My head was buzzing with all these thoughts as we
sped down the highway towards Tokyo. Looking out the window, we passed beach after empty beach with tempting surf. It was too much to resist. Unsure of what to expect, I had left my surfboard at home, so we stopped by a local surf shop to rent a board and wetsuit. I couldn’t wait to jump in the water and clear my head. The shop we pulled up to happened to be run by Watanabe Hiroki, head of the Fukushima Surfing Association.
Hiroki was in his shop when the 2011 earthquake struck. He escaped to a nearby evacuation centre and watched from the hilltop as his shop was flooded by the tsunami. While the national surfing community rallied together to send water, clothes and other support, it took several months of hard work to reopen his shop, and most people wouldn’t dare go near the sea for years afterwards. In the years following the tsunami Hiroki faced an uphill battle to promote surfing in the area. Thankfully, things are beginning to return to normal with big national surfing competitions the last two years attracting hundreds of amateur surfers from all over Japan.
“Some people still don’t feel safe coming to Fukushima, and that’s Ok,” says Hiroki.
“All we can do is welcome those that choose to come. By holding these competitions, I hope to bring more positive coverage of Fukushima. Slowly people will realise that it is safe and start coming back. These large events are an important contribution to the local economy. The sea is safe, and the local government has rebuilt the foreshore with spacious parking and clean toilets. All that’s left is for the people to come back.”

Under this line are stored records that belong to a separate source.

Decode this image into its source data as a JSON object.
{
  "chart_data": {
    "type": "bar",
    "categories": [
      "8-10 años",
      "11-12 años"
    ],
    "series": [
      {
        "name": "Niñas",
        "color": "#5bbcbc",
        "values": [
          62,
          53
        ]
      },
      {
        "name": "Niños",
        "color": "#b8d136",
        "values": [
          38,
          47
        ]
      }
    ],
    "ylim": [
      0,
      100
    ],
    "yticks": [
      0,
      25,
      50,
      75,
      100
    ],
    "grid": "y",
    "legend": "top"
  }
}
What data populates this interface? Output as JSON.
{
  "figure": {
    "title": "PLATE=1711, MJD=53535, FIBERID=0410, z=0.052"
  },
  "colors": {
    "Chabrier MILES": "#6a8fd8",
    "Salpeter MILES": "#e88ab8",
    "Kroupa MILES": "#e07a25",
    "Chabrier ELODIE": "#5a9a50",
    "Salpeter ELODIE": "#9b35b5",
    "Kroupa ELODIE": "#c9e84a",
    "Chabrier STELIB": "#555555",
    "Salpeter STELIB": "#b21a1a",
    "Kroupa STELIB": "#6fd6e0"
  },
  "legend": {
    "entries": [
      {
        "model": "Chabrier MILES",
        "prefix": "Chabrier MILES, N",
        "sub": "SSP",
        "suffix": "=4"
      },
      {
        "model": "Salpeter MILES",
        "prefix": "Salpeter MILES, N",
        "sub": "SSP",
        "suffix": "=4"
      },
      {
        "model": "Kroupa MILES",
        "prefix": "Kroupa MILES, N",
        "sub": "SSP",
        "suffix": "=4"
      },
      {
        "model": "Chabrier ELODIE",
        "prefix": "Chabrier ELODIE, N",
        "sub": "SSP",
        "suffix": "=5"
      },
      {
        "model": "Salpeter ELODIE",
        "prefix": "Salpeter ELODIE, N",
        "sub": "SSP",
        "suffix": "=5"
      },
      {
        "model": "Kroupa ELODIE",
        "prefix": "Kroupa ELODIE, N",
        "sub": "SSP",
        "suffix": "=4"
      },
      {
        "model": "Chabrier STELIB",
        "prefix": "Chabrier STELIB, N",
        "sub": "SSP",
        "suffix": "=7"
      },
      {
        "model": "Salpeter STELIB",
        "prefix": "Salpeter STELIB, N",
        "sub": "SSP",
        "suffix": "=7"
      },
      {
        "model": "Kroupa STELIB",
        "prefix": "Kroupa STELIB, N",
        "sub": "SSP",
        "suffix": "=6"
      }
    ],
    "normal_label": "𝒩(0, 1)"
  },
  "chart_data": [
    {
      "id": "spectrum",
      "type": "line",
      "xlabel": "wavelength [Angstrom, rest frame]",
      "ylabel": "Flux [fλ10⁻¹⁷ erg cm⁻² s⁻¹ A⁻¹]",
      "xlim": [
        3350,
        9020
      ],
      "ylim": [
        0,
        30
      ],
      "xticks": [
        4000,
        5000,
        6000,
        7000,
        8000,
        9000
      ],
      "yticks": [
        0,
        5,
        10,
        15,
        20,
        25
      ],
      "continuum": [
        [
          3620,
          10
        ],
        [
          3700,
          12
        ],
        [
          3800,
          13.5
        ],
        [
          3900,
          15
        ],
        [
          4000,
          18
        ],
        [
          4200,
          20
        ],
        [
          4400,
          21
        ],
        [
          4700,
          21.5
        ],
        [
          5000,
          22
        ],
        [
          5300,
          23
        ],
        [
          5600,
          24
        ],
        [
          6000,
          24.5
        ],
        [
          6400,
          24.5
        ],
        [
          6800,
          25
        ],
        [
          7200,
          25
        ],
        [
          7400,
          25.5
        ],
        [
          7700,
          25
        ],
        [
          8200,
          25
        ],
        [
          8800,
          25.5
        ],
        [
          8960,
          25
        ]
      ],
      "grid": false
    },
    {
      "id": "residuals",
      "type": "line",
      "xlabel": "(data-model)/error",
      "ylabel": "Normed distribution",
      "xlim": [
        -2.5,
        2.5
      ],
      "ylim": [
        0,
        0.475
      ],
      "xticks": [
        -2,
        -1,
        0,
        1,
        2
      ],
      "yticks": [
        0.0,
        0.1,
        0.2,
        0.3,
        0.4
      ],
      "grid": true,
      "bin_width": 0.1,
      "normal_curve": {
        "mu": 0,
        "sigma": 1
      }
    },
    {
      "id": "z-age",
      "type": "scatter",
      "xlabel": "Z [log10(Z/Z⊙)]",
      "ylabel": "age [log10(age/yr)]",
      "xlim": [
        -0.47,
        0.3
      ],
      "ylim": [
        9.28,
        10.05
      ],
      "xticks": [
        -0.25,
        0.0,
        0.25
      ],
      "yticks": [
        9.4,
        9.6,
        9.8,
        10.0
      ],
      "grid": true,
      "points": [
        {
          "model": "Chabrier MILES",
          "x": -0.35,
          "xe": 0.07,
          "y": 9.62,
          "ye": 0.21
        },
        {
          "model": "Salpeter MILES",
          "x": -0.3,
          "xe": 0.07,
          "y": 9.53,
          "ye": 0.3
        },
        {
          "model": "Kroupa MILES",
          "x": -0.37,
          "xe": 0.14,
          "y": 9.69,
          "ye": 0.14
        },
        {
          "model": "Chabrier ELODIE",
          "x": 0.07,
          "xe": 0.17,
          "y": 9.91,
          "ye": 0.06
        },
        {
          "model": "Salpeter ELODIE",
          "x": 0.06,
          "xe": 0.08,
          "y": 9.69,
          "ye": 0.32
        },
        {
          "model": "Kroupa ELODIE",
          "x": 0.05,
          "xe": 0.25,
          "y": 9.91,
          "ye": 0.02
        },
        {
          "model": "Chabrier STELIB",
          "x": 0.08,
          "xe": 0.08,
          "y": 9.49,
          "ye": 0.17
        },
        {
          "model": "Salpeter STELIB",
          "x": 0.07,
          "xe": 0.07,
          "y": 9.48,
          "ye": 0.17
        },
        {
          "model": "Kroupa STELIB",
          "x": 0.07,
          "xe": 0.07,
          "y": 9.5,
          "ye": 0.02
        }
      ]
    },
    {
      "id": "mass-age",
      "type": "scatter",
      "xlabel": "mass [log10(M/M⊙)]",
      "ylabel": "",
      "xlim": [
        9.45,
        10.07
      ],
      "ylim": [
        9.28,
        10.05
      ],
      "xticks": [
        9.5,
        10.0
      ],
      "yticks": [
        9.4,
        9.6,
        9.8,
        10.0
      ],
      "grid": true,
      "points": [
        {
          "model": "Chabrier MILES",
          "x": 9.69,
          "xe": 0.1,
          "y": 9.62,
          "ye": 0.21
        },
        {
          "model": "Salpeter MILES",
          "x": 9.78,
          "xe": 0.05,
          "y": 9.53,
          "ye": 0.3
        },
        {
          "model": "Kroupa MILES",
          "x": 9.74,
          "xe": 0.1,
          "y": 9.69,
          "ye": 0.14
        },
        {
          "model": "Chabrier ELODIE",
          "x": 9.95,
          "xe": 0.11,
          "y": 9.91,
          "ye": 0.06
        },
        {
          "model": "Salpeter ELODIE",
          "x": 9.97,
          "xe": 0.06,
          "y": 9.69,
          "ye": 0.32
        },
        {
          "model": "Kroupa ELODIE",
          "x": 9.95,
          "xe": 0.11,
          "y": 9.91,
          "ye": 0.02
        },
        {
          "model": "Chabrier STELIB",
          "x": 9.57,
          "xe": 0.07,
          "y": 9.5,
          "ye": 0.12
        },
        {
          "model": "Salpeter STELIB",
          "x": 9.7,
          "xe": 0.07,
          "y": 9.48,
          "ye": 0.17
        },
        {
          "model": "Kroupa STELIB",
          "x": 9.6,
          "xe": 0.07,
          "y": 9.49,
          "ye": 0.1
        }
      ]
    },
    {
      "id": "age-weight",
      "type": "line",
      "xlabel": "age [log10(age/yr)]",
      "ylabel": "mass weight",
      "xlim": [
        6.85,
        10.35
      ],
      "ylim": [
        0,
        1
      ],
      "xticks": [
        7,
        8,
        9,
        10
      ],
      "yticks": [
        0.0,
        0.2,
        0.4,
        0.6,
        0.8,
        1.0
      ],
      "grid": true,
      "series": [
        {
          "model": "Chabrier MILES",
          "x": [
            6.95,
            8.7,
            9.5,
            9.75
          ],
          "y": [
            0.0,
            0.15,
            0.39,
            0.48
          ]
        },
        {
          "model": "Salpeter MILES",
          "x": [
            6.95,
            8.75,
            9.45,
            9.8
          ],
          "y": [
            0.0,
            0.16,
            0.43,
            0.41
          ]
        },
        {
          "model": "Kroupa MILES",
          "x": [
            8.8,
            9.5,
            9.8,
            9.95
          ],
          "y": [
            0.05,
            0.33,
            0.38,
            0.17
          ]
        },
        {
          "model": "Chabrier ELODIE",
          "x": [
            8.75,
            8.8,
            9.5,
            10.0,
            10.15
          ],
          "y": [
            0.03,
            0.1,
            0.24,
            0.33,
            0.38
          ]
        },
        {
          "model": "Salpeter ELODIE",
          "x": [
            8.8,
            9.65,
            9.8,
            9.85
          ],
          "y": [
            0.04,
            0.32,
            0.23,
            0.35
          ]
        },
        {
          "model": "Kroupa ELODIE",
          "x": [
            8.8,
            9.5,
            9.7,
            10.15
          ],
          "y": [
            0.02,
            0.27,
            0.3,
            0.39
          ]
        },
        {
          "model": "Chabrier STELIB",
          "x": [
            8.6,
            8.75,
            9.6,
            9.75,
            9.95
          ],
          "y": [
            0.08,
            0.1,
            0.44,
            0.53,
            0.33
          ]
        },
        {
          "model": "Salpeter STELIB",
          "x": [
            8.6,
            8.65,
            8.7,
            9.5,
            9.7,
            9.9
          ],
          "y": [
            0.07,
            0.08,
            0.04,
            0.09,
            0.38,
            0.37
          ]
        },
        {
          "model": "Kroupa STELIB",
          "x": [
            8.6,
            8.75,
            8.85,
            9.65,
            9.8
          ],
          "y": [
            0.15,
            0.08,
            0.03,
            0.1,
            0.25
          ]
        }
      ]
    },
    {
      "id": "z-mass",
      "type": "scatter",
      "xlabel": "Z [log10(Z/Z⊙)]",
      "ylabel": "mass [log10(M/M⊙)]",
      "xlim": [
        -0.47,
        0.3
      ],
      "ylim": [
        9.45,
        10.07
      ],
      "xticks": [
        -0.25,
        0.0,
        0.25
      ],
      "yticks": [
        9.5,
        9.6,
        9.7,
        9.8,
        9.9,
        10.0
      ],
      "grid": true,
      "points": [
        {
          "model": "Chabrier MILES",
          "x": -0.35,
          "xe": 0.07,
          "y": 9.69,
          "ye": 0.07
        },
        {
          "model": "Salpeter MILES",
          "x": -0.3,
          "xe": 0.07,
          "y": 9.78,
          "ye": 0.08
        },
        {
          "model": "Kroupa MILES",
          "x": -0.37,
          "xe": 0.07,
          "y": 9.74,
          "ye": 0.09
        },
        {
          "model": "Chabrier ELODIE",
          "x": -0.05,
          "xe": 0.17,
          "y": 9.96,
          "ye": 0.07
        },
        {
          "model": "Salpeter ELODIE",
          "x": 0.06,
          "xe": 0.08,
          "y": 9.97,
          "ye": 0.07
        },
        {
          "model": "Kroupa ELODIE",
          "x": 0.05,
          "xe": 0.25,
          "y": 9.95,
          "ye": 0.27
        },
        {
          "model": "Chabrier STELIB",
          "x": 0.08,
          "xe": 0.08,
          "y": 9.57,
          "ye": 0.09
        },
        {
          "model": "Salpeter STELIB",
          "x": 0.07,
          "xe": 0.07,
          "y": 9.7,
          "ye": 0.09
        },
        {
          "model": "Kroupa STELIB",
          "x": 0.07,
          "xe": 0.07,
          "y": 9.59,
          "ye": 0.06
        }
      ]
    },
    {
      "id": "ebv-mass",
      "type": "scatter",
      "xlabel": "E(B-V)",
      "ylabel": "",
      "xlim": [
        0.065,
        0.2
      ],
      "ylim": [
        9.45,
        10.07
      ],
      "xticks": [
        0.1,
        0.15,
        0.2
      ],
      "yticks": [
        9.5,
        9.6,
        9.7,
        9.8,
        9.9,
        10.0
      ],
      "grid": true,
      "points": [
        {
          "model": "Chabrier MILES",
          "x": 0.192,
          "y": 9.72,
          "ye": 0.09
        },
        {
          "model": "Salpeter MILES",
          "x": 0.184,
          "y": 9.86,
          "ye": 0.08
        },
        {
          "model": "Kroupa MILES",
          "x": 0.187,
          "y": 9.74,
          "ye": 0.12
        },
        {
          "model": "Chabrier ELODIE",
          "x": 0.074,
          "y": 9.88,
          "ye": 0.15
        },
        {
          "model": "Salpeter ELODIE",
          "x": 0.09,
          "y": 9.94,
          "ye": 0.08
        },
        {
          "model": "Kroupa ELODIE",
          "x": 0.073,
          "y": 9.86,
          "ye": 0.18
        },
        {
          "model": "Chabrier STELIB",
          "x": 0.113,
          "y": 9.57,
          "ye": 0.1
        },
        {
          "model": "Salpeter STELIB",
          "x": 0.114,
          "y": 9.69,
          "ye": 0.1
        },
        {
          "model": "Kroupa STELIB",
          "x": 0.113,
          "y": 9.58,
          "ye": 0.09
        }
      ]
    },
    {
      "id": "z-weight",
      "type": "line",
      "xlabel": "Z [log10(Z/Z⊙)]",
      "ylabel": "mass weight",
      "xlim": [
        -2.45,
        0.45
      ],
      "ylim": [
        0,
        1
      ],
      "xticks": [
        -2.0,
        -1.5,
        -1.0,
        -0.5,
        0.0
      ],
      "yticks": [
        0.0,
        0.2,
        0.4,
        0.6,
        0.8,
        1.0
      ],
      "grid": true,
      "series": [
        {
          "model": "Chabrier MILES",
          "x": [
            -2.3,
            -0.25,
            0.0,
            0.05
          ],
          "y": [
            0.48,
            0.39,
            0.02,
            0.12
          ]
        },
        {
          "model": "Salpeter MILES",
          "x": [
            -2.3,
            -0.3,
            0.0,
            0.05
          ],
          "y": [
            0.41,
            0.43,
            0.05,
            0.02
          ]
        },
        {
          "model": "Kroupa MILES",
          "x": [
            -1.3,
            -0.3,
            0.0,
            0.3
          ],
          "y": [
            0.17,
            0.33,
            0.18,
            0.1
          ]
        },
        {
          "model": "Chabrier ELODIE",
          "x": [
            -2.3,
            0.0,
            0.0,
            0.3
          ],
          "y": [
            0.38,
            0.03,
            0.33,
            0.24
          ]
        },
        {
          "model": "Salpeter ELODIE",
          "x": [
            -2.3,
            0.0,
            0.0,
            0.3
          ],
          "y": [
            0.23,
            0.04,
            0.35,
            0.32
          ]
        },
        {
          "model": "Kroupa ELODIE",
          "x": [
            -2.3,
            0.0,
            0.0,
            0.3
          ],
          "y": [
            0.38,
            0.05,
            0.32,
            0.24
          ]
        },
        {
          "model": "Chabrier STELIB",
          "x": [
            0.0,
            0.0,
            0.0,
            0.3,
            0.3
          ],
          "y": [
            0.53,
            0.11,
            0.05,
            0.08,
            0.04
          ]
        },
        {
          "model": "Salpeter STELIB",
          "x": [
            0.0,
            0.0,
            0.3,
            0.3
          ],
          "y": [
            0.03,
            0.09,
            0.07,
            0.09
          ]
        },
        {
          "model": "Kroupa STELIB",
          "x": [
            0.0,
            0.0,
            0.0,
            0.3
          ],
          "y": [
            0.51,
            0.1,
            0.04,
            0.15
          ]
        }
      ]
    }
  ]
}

With the interview finished I grabbed a board and ran to the water’s edge, paddling straight out to an empty peak. Over the next two hours I caught wave after wave, never once crossing paths with another surfer. Uncrowded surf is a rare commodity in Japan, or almost anywhere in the world for that matter. You’d have to search pretty hard in any country with surfers to find easily accessible waves of this quality with no crowds. While the triple catastrophe of 2011 has scared many people from Fukushima, as things return to normal, maybe surfing can help bring people back. As the wave of government support subsides, the Pacific Ocean continues to provide unlimited waves of her own. Uncrowded surf is plentiful in Fukushima, but once people realise the high potential and minimal risks, it may not stay that way for long!